With a record of 5-3 through eight games, the Pine Lake Prep boys’ basketball season has had the highs and lows of a rollercoaster ride this season.

However, there has been one constant throughout the season – the team’s high level of play at home.

Before this year, the Pride played 75 percent of their games on the road and rented gym time at the nearby Woodlawn School or at the Talbert Recreation Center for practices and “home games.”

But this season, the school opened its own Athletics and Community Center on campus, complete with a full-size gymnasium that seats 1,000.

A pair of menacing lions’ eyes greets newcomers as they pull into the Mooresville facility’s parking lot, while inside, a re-energized basketball team waits for its next victim.

All five of the Prides’ wins this season have come on their home court.

“We’ve got to thank our fans at home,” said Pine Lake boys basketball coach and athletics director Chad Hetherman. “Having a K-through-12 campus, our fans show up really well at home.
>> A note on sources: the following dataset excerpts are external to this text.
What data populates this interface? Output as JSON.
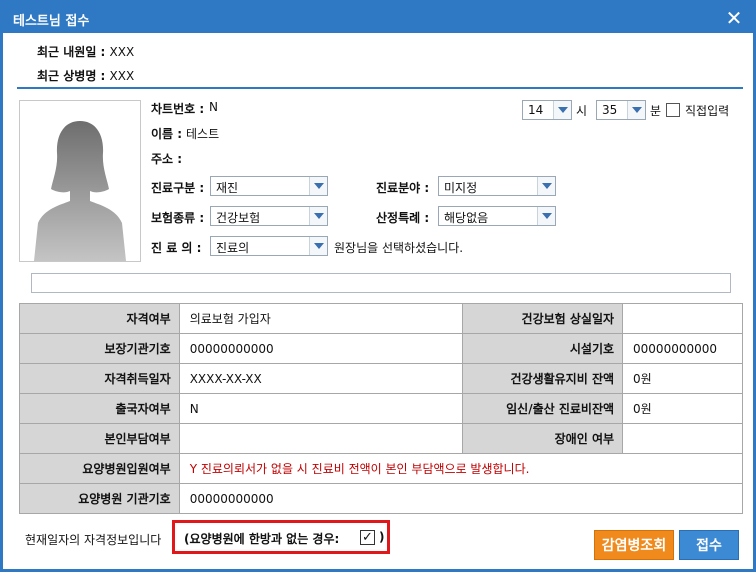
{
  "title": "테스트님 접수",
  "recent": {
    "visit_label": "최근 내원일 : ",
    "visit_value": "XXX",
    "disease_label": "최근 상병명 : ",
    "disease_value": "XXX"
  },
  "patient": {
    "chart_label": "차트번호 : ",
    "chart_value": "N",
    "name_label": "이름 : ",
    "name_value": "테스트",
    "address_label": "주소 : "
  },
  "time": {
    "hour": "14",
    "hour_unit": "시",
    "minute": "35",
    "minute_unit": "분",
    "manual_label": "직접입력"
  },
  "form": {
    "visit_type_label": "진료구분 : ",
    "visit_type_value": "재진",
    "department_label": "진료분야 : ",
    "department_value": "미지정",
    "insurance_label": "보험종류 : ",
    "insurance_value": "건강보험",
    "special_label": "산정특례 : ",
    "special_value": "해당없음",
    "doctor_label": "진 료 의 : ",
    "doctor_value": "진료의",
    "doctor_suffix": "원장님을 선택하셨습니다."
  },
  "grid": [
    {
      "h1": "자격여부",
      "v1": "의료보험 가입자",
      "h2": "건강보험 상실일자",
      "v2": ""
    },
    {
      "h1": "보장기관기호",
      "v1": "00000000000",
      "h2": "시설기호",
      "v2": "00000000000"
    },
    {
      "h1": "자격취득일자",
      "v1": "XXXX-XX-XX",
      "h2": "건강생활유지비 잔액",
      "v2": "0원"
    },
    {
      "h1": "출국자여부",
      "v1": "N",
      "h2": "임신/출산 진료비잔액",
      "v2": "0원"
    },
    {
      "h1": "본인부담여부",
      "v1": "",
      "h2": "장애인 여부",
      "v2": ""
    }
  ],
  "grid_full": [
    {
      "h": "요양병원입원여부",
      "v": "Y 진료의뢰서가 없을 시 진료비 전액이 본인 부담액으로 발생합니다."
    },
    {
      "h": "요양병원 기관기호",
      "v": "00000000000"
    }
  ],
  "footer": {
    "note": "현재일자의 자격정보입니다",
    "redbox_text": "(요양병원에 한방과 없는 경우:",
    "redbox_close": ")",
    "check_mark": "✓",
    "btn_disease": "감염병조회",
    "btn_register": "접수"
  },
  "colors": {
    "title_bar": "#2e78c4",
    "orange_button": "#f08a1c",
    "blue_button": "#3c89d4",
    "highlight_box": "#e0181b",
    "warning_text": "#c00000"
  }
}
“With the blessing of a home court, all of a sudden, people are showing up. The pep band, the cheerleaders, the kindergarten parents that have never had a chance to see our team play. It’s been great.”

One of the Prides’ leaders this season has been 6-foot-8 junior center Cody Carlson, who has averaged 7.7 points (9.0 points per game in conference games) and 7.5 rebounds per game this season.

“I think Cody brings a lot to the team,” Hetherman said. “His attitude and work ethic, that’s where it really starts. Guys look up to him – literally and figuratively – because he works so hard and knows the game so well. He’s also a calming presence on the court.”

According to Hetherman, the team feeds off Carlson’s enthusiasm and willingness to do all the little things that don’t necessarily show up in box scores.

“My two favorite things are playing post defense and getting my guards open,” Carlson said. “I love screening because I think it's one of the most selfish things you can do because you're screening for someone who is going to get open, but then, you're going to get open, too. You're getting yourself open by helping out someone else.”

Now that the school is no longer paying for gym time by the hour, there’s rarely a moment during the day that someone’s not working on their game, and Hetherman always is willing to keep the gym open.

“Having a new gym gives us that luxury of time and space,” he said. “Before we were renting gym space at a place that wasn't ours. Cody has the drive to practice more, and with this new facility, we're able to do more. It's nice to see the guys lifting and shooting in the gym after school.”

The Pride, who introduced new jerseys – featuring a color scheme that resembles the NFL's Seattle Seahawks – for their first home game against Union Academy, walked off the court 15-point winners that night, but that didn’t prevent some pre-game jitters.

“It was pretty-nerve wracking, to be honest with you,” Carlson said. “Because we were trying to make a statement in our new gym. It was all about showing the fans what we were made of and telling them to come back because we can be exciting. As soon as that first basket went in, I was able to calm down a little.”

“It was a new game, new court, new season, and new jerseys,” said Hetherman, whose team joined the Southern Piedmont 1A conference this season. “There were a lot of new introductions and kind of a reawakening of Pine Lake basketball. They were fired up.”

The highlight of this season came in a 65-63 double-overtime win on Dec. 13 at home against Carmel Christian.

After Carlson picked up two early fouls and was forced to sit out much of the first half, the Pride rallied from nine points down to tie the game at the end of regulation.

In the first overtime, Carlson – who avoided further foul trouble in the second half – connected a big free throw to help extend the game into another overtime.

When the final horn sounded, Pride fans went wild.

“The fans rushed the court,” Hetherman said. “It was great. We had alumni that were back that didn't get to play in this building, and they were really excited that they helped pave the way.”